Today, however, I spent most of my knitting time with Chrysopolis.
I've fixed the original problem and made some progress. Mostly,
however, I spent time with Bookworm and the folks in the "imaging"
department at Children's Hospital in St. Louis.
First, we went for a sonogram, where I couldn't see to knit, and didn't take any pictures. It was interesting watching a sonogram of something other than a baby. Bookworm didn't want to see a thing.
Then we went for Nuclear Imaging to get the Meckel's Scan. (Warning, very soon there will be "medical pictures" If you get squeamish about that sort of stuff, bail now). During her scan, Bookworm got to watch a movie while they took a sequence of images spaced five minutes apart for half an hour. I knit, and took a couple of pictures of the stuff I could see on the screen. It was actually pretty cool to watch the dye progress through her body.

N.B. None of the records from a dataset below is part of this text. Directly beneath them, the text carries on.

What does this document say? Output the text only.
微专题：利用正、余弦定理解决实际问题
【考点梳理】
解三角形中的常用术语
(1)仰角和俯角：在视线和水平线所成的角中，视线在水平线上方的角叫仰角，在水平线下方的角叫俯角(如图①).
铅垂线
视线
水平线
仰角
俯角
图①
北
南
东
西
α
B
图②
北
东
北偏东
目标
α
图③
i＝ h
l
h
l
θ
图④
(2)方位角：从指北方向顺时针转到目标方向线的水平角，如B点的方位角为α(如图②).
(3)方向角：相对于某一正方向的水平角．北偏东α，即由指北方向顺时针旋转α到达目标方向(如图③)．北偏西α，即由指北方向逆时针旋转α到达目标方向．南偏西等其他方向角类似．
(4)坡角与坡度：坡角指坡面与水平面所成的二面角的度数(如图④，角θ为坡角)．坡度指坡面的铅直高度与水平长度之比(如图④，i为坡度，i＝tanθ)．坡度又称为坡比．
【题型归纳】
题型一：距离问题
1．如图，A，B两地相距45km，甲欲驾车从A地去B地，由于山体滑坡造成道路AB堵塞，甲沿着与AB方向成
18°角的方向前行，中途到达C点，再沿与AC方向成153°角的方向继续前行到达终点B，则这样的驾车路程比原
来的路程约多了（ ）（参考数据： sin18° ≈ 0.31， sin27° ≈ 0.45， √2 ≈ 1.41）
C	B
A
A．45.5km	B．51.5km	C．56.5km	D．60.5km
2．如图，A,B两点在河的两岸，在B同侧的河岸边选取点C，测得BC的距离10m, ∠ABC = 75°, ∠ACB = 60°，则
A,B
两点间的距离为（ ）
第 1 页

Here, you can see her, all settled in watching Sinbad while the stuff works its way through
And once it had done its job, the dye made stomach tissue show up really clearly... (that's a front view and a back view -- evidently they take both simultaneously).
Then, they turned the machine on it's side to get a different view
And then, we were done there... and went back out to the waiting room. The cool thing -- I got to stay in the room with her for every part of this. I like that they find ways for the parents to not have to leave their kids during these procedures.
Especially the next part. She had to have an Upper GI Flow Through test. The key element here -- barium. While they've made drinking barium better than it was when I had to do it in 1978... it's not that much better.
First she had to drink some, and they had her roll all the way over (back to side, to tummy, to other side to back) and they started taking images -- watching it go through ... and yes, I got to watch the screen.
They "filmed' a bunch, then had her drink more so we could watch it go down her throat...
And then, after making her drink a ton of the stuff (which made her want to throw up, but she somehow managed to keep the crap down), we waited for about an hour, and they came to take more pictures. This time, they employed a strange "balloon" to push on her belly to sort of spread out the views...(she claims this did not hurt)
they took several more images,
(one more)
(Don't you wish you could see YOUR intestines like this?). Then finally declared that the barium had made it through her entire small intestine, and we could go!
Yahoo!
Only AFTER all this crap did we see what I think is the best view in Children's
It reminds me of a restaurant at Epcot (it's near the end of that post, or you can just look here)
We passed this on our way out.
Despite ideas about going elsewhere after the morning's ... er .. events, Bookworm wanted to just come home. So we gathered our stuff, and headed out. She slept most of the way home. (The drive was wholly uneventful).
Now all we have to do is wait for results.
Tomorrow -- the last day before school starts.